I have a server running archlinux, lighttpd and php.
PHP is configured to store session files to a custom path: /tmp/php_sessions, instead of the default /tmp.
A startup script makes sure that /tmp/php_sessions is created before lighttpd is started, and that writing permissions are given to the http user.
This always worked OK. Today, I updated the entire system, and since then, it stopped working through lighttpd. However, from the CLI it still works.
Lighttpd runs as http user, so to check permissions I did this:
su http --shell=/bin/bash echo "<?php session_start(); ?>" | php
This correctly creates the a session file in /tmp/php_sessions. However, running a PHP file containing
<?php session_start(); ?>
through the webserver does not produce any errors at all, but no file is created in /tmp/php_sessions. When reloading the page, a error message like this will appear in the lighttpd logfiles:
2013-02-11 13:37:59: (mod_fastcgi.c.2676) FastCGI-stderr: PHP Warning: session_start(): open(/tmp/php_sessions/sess_hcb2d4chg4hobal5r1g8mc2847, O_RDWR) failed: No such file or directory (2) in /srv/http/index.php on line 39
So, the cookie was correctly placed, but the session file is not created.

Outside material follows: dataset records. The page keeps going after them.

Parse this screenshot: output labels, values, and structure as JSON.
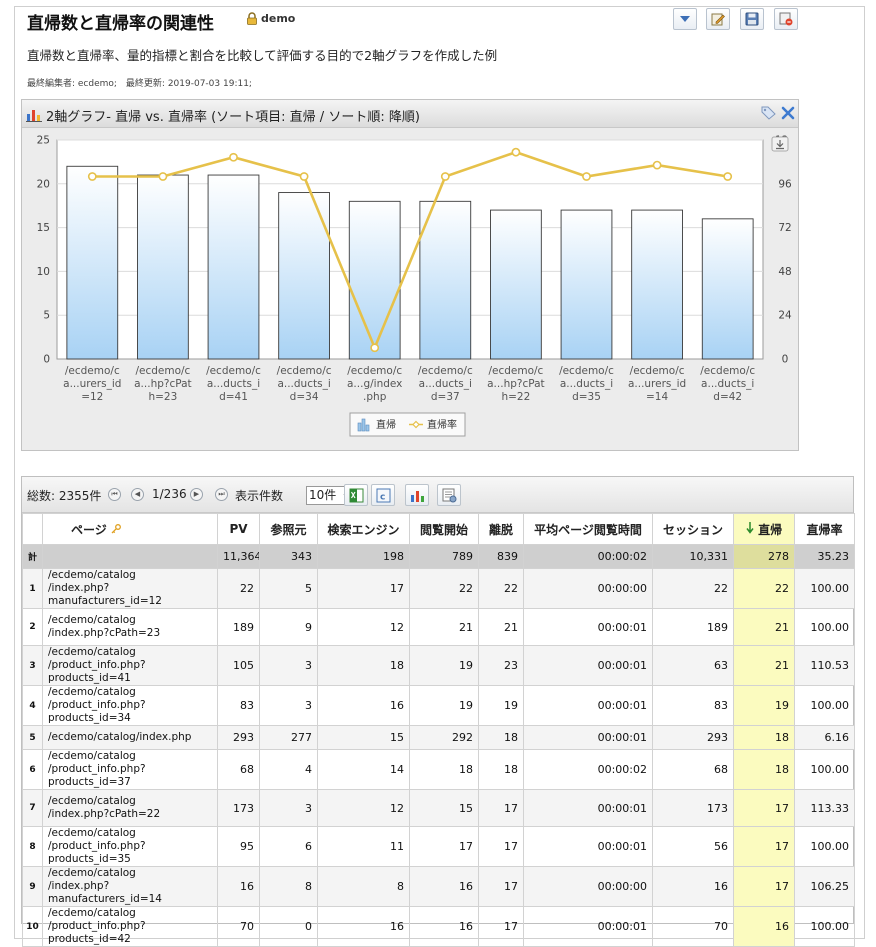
{
  "report": {
    "title": "直帰数と直帰率の関連性",
    "owner": "demo",
    "description": "直帰数と直帰率、量的指標と割合を比較して評価する目的で2軸グラフを作成した例",
    "meta": "最終編集者: ecdemo;　最終更新: 2019-07-03 19:11;"
  },
  "toolbar": {
    "icons": [
      "dropdown-icon",
      "edit-icon",
      "save-icon",
      "delete-icon"
    ]
  },
  "chart_panel": {
    "title": "2軸グラフ- 直帰 vs. 直帰率 (ソート項目: 直帰 / ソート順: 降順)",
    "icons": [
      "tag-icon",
      "close-icon",
      "download-icon"
    ]
  },
  "chart_data": {
    "type": "bar",
    "categories": [
      "/ecdemo/c a...urers_id =12",
      "/ecdemo/c a...hp?cPat h=23",
      "/ecdemo/c a...ducts_i d=41",
      "/ecdemo/c a...ducts_i d=34",
      "/ecdemo/c a...g/index .php",
      "/ecdemo/c a...ducts_i d=37",
      "/ecdemo/c a...hp?cPat h=22",
      "/ecdemo/c a...ducts_i d=35",
      "/ecdemo/c a...urers_id =14",
      "/ecdemo/c a...ducts_i d=42"
    ],
    "category_lines": [
      [
        "/ecdemo/c",
        "a...urers_id",
        "=12"
      ],
      [
        "/ecdemo/c",
        "a...hp?cPat",
        "h=23"
      ],
      [
        "/ecdemo/c",
        "a...ducts_i",
        "d=41"
      ],
      [
        "/ecdemo/c",
        "a...ducts_i",
        "d=34"
      ],
      [
        "/ecdemo/c",
        "a...g/index",
        ".php"
      ],
      [
        "/ecdemo/c",
        "a...ducts_i",
        "d=37"
      ],
      [
        "/ecdemo/c",
        "a...hp?cPat",
        "h=22"
      ],
      [
        "/ecdemo/c",
        "a...ducts_i",
        "d=35"
      ],
      [
        "/ecdemo/c",
        "a...urers_id",
        "=14"
      ],
      [
        "/ecdemo/c",
        "a...ducts_i",
        "d=42"
      ]
    ],
    "series": [
      {
        "name": "直帰",
        "type": "bar",
        "axis": "left",
        "values": [
          22,
          21,
          21,
          19,
          18,
          18,
          17,
          17,
          17,
          16
        ]
      },
      {
        "name": "直帰率",
        "type": "line",
        "axis": "right",
        "values": [
          100.0,
          100.0,
          110.53,
          100.0,
          6.16,
          100.0,
          113.33,
          100.0,
          106.25,
          100.0
        ]
      }
    ],
    "ylim": [
      0,
      25
    ],
    "yticks": [
      0,
      5,
      10,
      15,
      20,
      25
    ],
    "y2lim": [
      0,
      120
    ],
    "y2ticks": [
      0,
      24,
      48,
      72,
      96
    ],
    "y2_top_label": "12",
    "grid": true,
    "legend": "bottom-center",
    "colors": {
      "bar_top": "#ffffff",
      "bar_bottom": "#a8d2f4",
      "line": "#e6c14a"
    }
  },
  "table_toolbar": {
    "total": "総数: 2355件",
    "page": "1/236",
    "perpage_label": "表示件数",
    "perpage_value": "10件",
    "icons": [
      "first-page-icon",
      "prev-page-icon",
      "next-page-icon",
      "last-page-icon",
      "excel-icon",
      "csv-icon",
      "chart-icon",
      "settings-icon"
    ]
  },
  "table": {
    "columns": [
      "",
      "ページ",
      "PV",
      "参照元",
      "検索エンジン",
      "閲覧開始",
      "離脱",
      "平均ページ閲覧時間",
      "セッション",
      "直帰",
      "直帰率"
    ],
    "sort_column": "直帰",
    "total": [
      "計",
      "",
      "11,364",
      "343",
      "198",
      "789",
      "839",
      "00:00:02",
      "10,331",
      "278",
      "35.23"
    ],
    "rows": [
      [
        "1",
        "/ecdemo/catalog\n/index.php?manufacturers_id=12",
        "22",
        "5",
        "17",
        "22",
        "22",
        "00:00:00",
        "22",
        "22",
        "100.00"
      ],
      [
        "2",
        "/ecdemo/catalog\n/index.php?cPath=23",
        "189",
        "9",
        "12",
        "21",
        "21",
        "00:00:01",
        "189",
        "21",
        "100.00"
      ],
      [
        "3",
        "/ecdemo/catalog\n/product_info.php?products_id=41",
        "105",
        "3",
        "18",
        "19",
        "23",
        "00:00:01",
        "63",
        "21",
        "110.53"
      ],
      [
        "4",
        "/ecdemo/catalog\n/product_info.php?products_id=34",
        "83",
        "3",
        "16",
        "19",
        "19",
        "00:00:01",
        "83",
        "19",
        "100.00"
      ],
      [
        "5",
        "/ecdemo/catalog/index.php",
        "293",
        "277",
        "15",
        "292",
        "18",
        "00:00:01",
        "293",
        "18",
        "6.16"
      ],
      [
        "6",
        "/ecdemo/catalog\n/product_info.php?products_id=37",
        "68",
        "4",
        "14",
        "18",
        "18",
        "00:00:02",
        "68",
        "18",
        "100.00"
      ],
      [
        "7",
        "/ecdemo/catalog\n/index.php?cPath=22",
        "173",
        "3",
        "12",
        "15",
        "17",
        "00:00:01",
        "173",
        "17",
        "113.33"
      ],
      [
        "8",
        "/ecdemo/catalog\n/product_info.php?products_id=35",
        "95",
        "6",
        "11",
        "17",
        "17",
        "00:00:01",
        "56",
        "17",
        "100.00"
      ],
      [
        "9",
        "/ecdemo/catalog\n/index.php?manufacturers_id=14",
        "16",
        "8",
        "8",
        "16",
        "17",
        "00:00:00",
        "16",
        "17",
        "106.25"
      ],
      [
        "10",
        "/ecdemo/catalog\n/product_info.php?products_id=42",
        "70",
        "0",
        "16",
        "16",
        "17",
        "00:00:01",
        "70",
        "16",
        "100.00"
      ]
    ]
  }
}
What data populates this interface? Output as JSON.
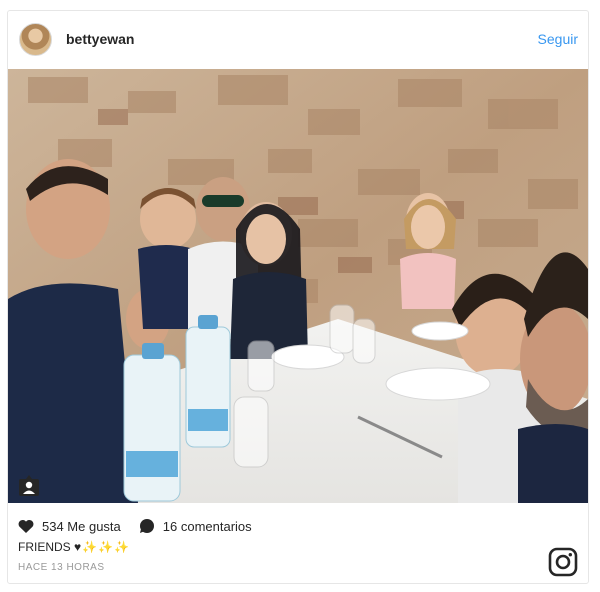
{
  "header": {
    "username": "bettyewan",
    "follow_label": "Seguir"
  },
  "footer": {
    "likes_label": "534 Me gusta",
    "comments_label": "16 comentarios",
    "caption_text": "FRIENDS",
    "caption_emoji": "♥✨✨✨",
    "timestamp": "HACE 13 HORAS"
  },
  "icons": {
    "avatar": "user-avatar",
    "tag": "tag-person-icon",
    "like": "heart-icon",
    "comment": "comment-bubble-icon",
    "brand": "instagram-logo-icon"
  },
  "colors": {
    "link": "#3897f0",
    "text": "#262626",
    "muted": "#999999"
  }
}
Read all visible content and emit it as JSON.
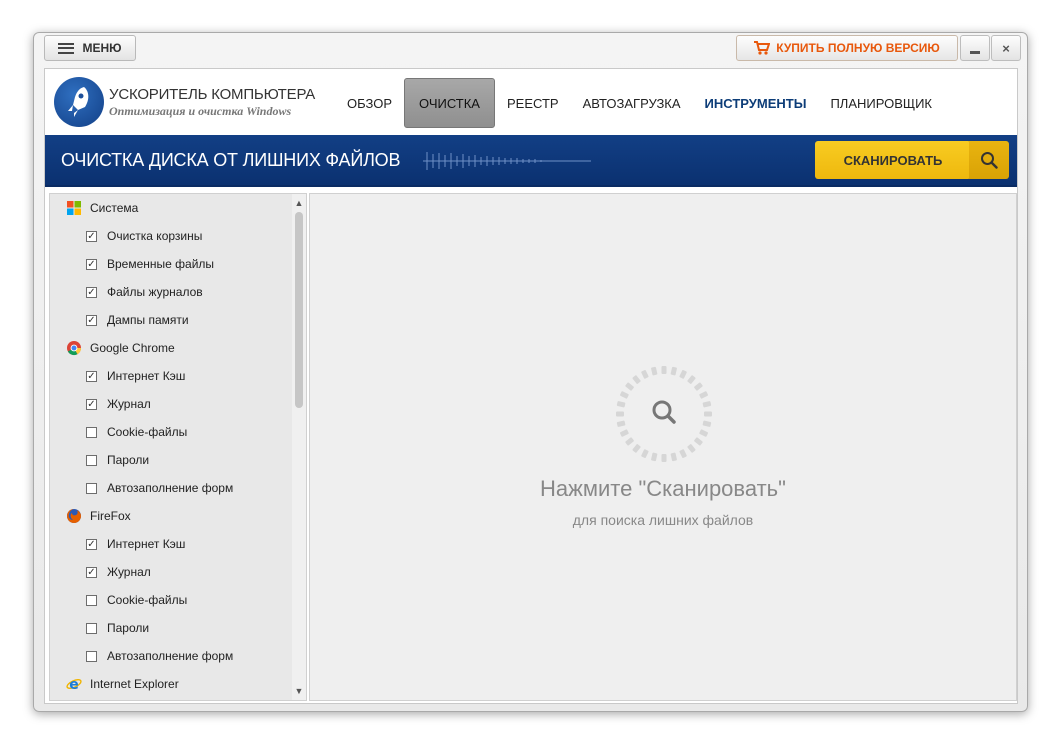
{
  "titlebar": {
    "menu_label": "МЕНЮ",
    "buy_label": "КУПИТЬ ПОЛНУЮ ВЕРСИЮ",
    "close_label": "×"
  },
  "header": {
    "app_title": "УСКОРИТЕЛЬ КОМПЬЮТЕРА",
    "app_subtitle": "Оптимизация и очистка Windows",
    "nav": [
      {
        "label": "ОБЗОР"
      },
      {
        "label": "ОЧИСТКА"
      },
      {
        "label": "РЕЕСТР"
      },
      {
        "label": "АВТОЗАГРУЗКА"
      },
      {
        "label": "ИНСТРУМЕНТЫ"
      },
      {
        "label": "ПЛАНИРОВЩИК"
      }
    ]
  },
  "bluebar": {
    "title": "ОЧИСТКА ДИСКА ОТ ЛИШНИХ ФАЙЛОВ",
    "scan_label": "СКАНИРОВАТЬ"
  },
  "tree": {
    "system": {
      "label": "Система",
      "items": [
        {
          "label": "Очистка корзины",
          "checked": true
        },
        {
          "label": "Временные файлы",
          "checked": true
        },
        {
          "label": "Файлы журналов",
          "checked": true
        },
        {
          "label": "Дампы памяти",
          "checked": true
        }
      ]
    },
    "chrome": {
      "label": "Google Chrome",
      "items": [
        {
          "label": "Интернет Кэш",
          "checked": true
        },
        {
          "label": "Журнал",
          "checked": true
        },
        {
          "label": "Cookie-файлы",
          "checked": false
        },
        {
          "label": "Пароли",
          "checked": false
        },
        {
          "label": "Автозаполнение форм",
          "checked": false
        }
      ]
    },
    "firefox": {
      "label": "FireFox",
      "items": [
        {
          "label": "Интернет Кэш",
          "checked": true
        },
        {
          "label": "Журнал",
          "checked": true
        },
        {
          "label": "Cookie-файлы",
          "checked": false
        },
        {
          "label": "Пароли",
          "checked": false
        },
        {
          "label": "Автозаполнение форм",
          "checked": false
        }
      ]
    },
    "ie": {
      "label": "Internet Explorer"
    }
  },
  "main": {
    "title": "Нажмите \"Сканировать\"",
    "subtitle": "для поиска лишних файлов"
  },
  "colors": {
    "accent_blue": "#123f85",
    "scan_yellow": "#f5c31c",
    "buy_orange": "#e8580c"
  }
}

Commenting out the session.save_path line in /etc/php/php.ini 'solves' this problem, after this, the files are correctly created in /tmp/
/tmp is listed in open_basedir in /etc/php/php.ini
Any clues what might be causing this issue? Currently, I resorted to using /tmp, but I would strongly prefer to save the PHP session files separate from the rest of the /tmp contents.
php-fpm.service contains PrivateTmp=true which means that /tmp is actually a bind mount to /tmp/systemd-private-XXXXXX.
A way to solve this would be to move the php_sessions directory to e.g. /var/lib/php/sessions.